Advanced Media Converter
A comprehensive audio processing application built with Python that combines detailed analysis, visualization, format conversion, and batch processing capabilities with a clean, user-friendly interface.
The Real Problem
Audio processing workflows typically involve multiple fragmented steps and tools:
- Format Fragmentation: Different tools are needed for conversion, analysis, and editing
- Command-Line Complexity: Many powerful tools require complex command-line usage
- Analysis Limitations: Basic converters lack meaningful audio analysis capabilities
- Batch Processing Challenges: Processing multiple files with consistent settings is tedious
- Visualization Gaps: Seeing waveforms while editing requires separate specialized tools
The Technical Solution
The Advanced Media Converter addresses these challenges through a modular architecture with specialized components:
class MediaConverter:
"""Main application class for media conversion and audio processing"""
def __init__(self):
self.input_path: Optional[Path] = None
self.output_path: Optional[Path] = None
self.current_audio_file: Optional[Path] = None
self.stop_event = Event()
# Initialize components
self.analyzer = AudioAnalyzer()
self.trimmer = AudioTrimmer()
self.batch_processor = BatchProcessor(self)
# Format options
self.format_options = {
'WAV': {
'extension': 'wav',
'codec': 'pcm_s16le',
'bitrates': ['1411k'],
'sample_rates': ['44100', '48000', '96000']
},
'MP3': {
'extension': 'mp3',
'codec': 'libmp3lame',
'bitrates': ['320k', '256k', '192k', '128k'],
'sample_rates': ['44100', '48000']
},
'AAC': {
'extension': 'm4a',
'codec': 'aac',
'bitrates': ['256k', '192k', '128k'],
'sample_rates': ['44100', '48000']
},
'FLAC': {
'extension': 'flac',
'codec': 'flac',
'bitrates': ['0'], # Lossless
'sample_rates': ['44100', '48000', '96000']
}
}
1. Advanced Audio Analysis
The application includes comprehensive audio analysis capabilities:
def analyze_audio(self, file_path: Path) -> bool:
"""
Perform detailed audio analysis
Args:
file_path: Path to audio file
Returns:
bool: True if analysis successful
Raises:
MediaConverterError: If analysis fails
"""
try:
self.logger.info(f"Analyzing audio file: {file_path}")
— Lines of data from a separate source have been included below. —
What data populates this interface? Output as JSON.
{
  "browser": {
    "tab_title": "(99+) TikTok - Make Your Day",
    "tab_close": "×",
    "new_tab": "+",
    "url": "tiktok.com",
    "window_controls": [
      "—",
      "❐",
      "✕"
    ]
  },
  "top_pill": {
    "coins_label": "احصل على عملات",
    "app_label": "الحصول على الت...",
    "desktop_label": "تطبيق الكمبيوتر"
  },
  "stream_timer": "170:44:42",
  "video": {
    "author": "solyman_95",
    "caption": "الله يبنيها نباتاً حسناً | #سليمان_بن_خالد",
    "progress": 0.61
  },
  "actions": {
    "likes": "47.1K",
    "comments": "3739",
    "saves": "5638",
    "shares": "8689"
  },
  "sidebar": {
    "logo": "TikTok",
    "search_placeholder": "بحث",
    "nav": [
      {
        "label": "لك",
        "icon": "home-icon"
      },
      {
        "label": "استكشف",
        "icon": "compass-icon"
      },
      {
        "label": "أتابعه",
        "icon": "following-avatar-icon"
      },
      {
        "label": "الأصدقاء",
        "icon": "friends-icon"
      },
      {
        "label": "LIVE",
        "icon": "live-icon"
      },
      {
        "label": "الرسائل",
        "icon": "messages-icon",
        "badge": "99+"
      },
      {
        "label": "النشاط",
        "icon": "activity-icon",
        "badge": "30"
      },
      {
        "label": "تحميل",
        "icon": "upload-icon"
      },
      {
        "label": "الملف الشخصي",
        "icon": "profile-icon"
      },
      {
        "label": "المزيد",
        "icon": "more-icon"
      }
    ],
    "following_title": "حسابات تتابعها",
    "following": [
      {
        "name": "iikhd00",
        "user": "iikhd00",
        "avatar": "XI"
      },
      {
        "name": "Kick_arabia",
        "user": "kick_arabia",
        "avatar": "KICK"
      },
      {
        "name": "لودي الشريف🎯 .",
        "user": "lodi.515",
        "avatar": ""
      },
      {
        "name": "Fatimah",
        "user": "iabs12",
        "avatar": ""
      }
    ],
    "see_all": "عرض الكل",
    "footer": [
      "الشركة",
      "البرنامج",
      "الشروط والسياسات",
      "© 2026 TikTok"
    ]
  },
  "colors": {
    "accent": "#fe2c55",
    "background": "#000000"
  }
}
# Use soundfile first, fall back to librosa
try:
import soundfile as sf
data, sr = sf.read(str(file_path))
except Exception:
# If soundfile fails, use librosa with default parameters
import librosa
data, sr = librosa.load(str(file_path), sr=None) # sr=None preserves original sample rate
# Convert to mono if stereo
if len(data.shape) > 1:
data = librosa.to_mono(data)
# Basic audio properties
duration = librosa.get_duration(y=data, sr=sr)
tempo, beats = librosa.beat.beat_track(y=data, sr=sr)
# Audio features
rmse = librosa.feature.rms(y=data)[0]
spectral_centroid = librosa.feature.spectral_centroid(y=data, sr=sr)[0]
spectral_bandwidth = librosa.feature.spectral_bandwidth(y=data, sr=sr)[0]
spectral_rolloff = librosa.feature.spectral_rolloff(y=data, sr=sr)[0]
zero_crossing_rate = librosa.feature.zero_crossing_rate(data)[0]
# Silence detection with adjustable parameters
intervals = librosa.effects.split(
data,
top_db=20, # Adjust this value for silence detection sensitivity
frame_length=2048,
hop_length=512
)
# Harmonic and percussive components
y_harmonic, y_percussive = librosa.effects.hpss(data)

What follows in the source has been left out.